Parallels Desktop 3.0 — Meanwhile, Parallels has kept busy on other fronts, and their newly released version 3.0 of Parallels Desktop provides a number of major improvements and new features. At the top of the list is the long-awaited support for 3D graphics, which finally enables gamers to consider Parallels as a viable alternative to Boot Camp.

A new Snapshots feature lets users save the state of their Windows virtual machines at any time, so that they can install new software or make other changes and then easily go back to the system’s earlier state if crashes or serious problems occur. Another new feature, SmartSelect, provides the capability to associate file types with particular applications in either Windows or Mac OS X – so that, for example, you could double-click a .txt file in Windows and have it open in TextEdit under Mac OS X, or double-click a .doc file in Mac OS X and have it open in the Windows version of Word. And Parallels Explorer provides a way to view and access files stored in your Windows system even if Windows itself isn’t running.

Among the many other changes in version 3.0 are improvements to Coherence, Boot Camp support, Shared Folders, and USB support, plus hundreds of bug fixes.

This is the first paid upgrade to Parallels Desktop since its release. The upgrade costs $50; new copies remain priced at $80. Parallels Desktop 3.0 is a 78.3 MB download.
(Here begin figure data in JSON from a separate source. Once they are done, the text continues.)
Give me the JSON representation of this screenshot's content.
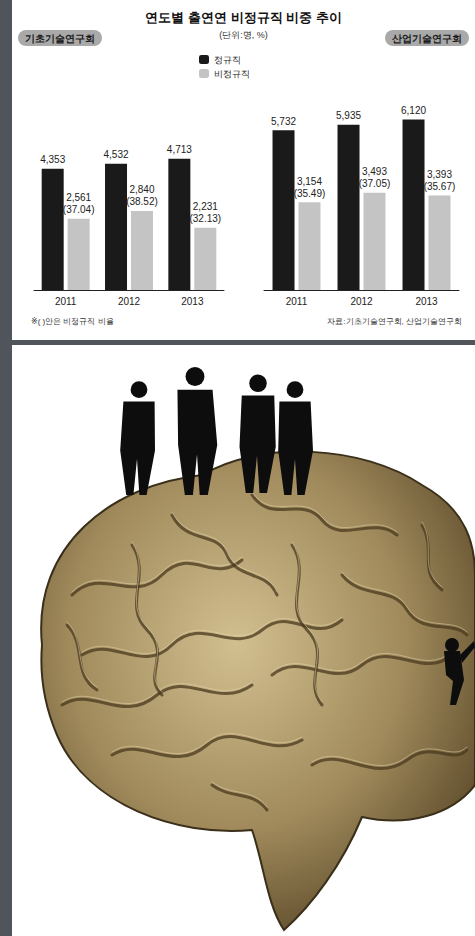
{
  "header": {
    "title": "연도별 출연연 비정규직 비중 추이",
    "subtitle": "(단위:명, %)"
  },
  "note": "※( )안은 비정규직 비율",
  "source": "자료:기초기술연구회, 산업기술연구회",
  "chart_data": [
    {
      "type": "bar",
      "title": "기초기술연구회",
      "categories": [
        "2011",
        "2012",
        "2013"
      ],
      "series": [
        {
          "name": "정규직",
          "color": "#1a1a1a",
          "values": [
            4353,
            4532,
            4713
          ],
          "value_labels": [
            "4,353",
            "4,532",
            "4,713"
          ]
        },
        {
          "name": "비정규직",
          "color": "#c4c4c4",
          "values": [
            2561,
            2840,
            2231
          ],
          "value_labels": [
            "2,561",
            "2,840",
            "2,231"
          ],
          "ratios": [
            37.04,
            38.52,
            32.13
          ],
          "ratio_labels": [
            "(37.04)",
            "(38.52)",
            "(32.13)"
          ]
        }
      ],
      "ylim": [
        0,
        7000
      ],
      "data_labels": true,
      "tick_labels": "x",
      "legend": "upper right"
    },
    {
      "type": "bar",
      "title": "산업기술연구회",
      "categories": [
        "2011",
        "2012",
        "2013"
      ],
      "series": [
        {
          "name": "정규직",
          "color": "#1a1a1a",
          "values": [
            5732,
            5935,
            6120
          ],
          "value_labels": [
            "5,732",
            "5,935",
            "6,120"
          ]
        },
        {
          "name": "비정규직",
          "color": "#c4c4c4",
          "values": [
            3154,
            3493,
            3393
          ],
          "value_labels": [
            "3,154",
            "3,493",
            "3,393"
          ],
          "ratios": [
            35.49,
            37.05,
            35.67
          ],
          "ratio_labels": [
            "(35.49)",
            "(37.05)",
            "(35.67)"
          ]
        }
      ],
      "ylim": [
        0,
        7000
      ],
      "data_labels": true,
      "tick_labels": "x"
    }
  ]
}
Boot Camp Beta 1.3 — Lastly, Apple released beta 1.3 of Boot Camp, a 274 MB download. This latest version supports the newest Macs (including, presumably, the new MacBook Pro models introduced on 05-Jun-07). It also adds support for keyboard backlighting on MacBook Pros, pairing of Apple Remotes (for those who have more than one), and improvements in several areas, such as graphics drivers and international keyboard support. Apple recommends the update for all current Boot Camp users. As in previous versions, updating requires burning a new Mac Windows drivers CD or DVD, restarting under Boot Camp, and installing the updated drivers.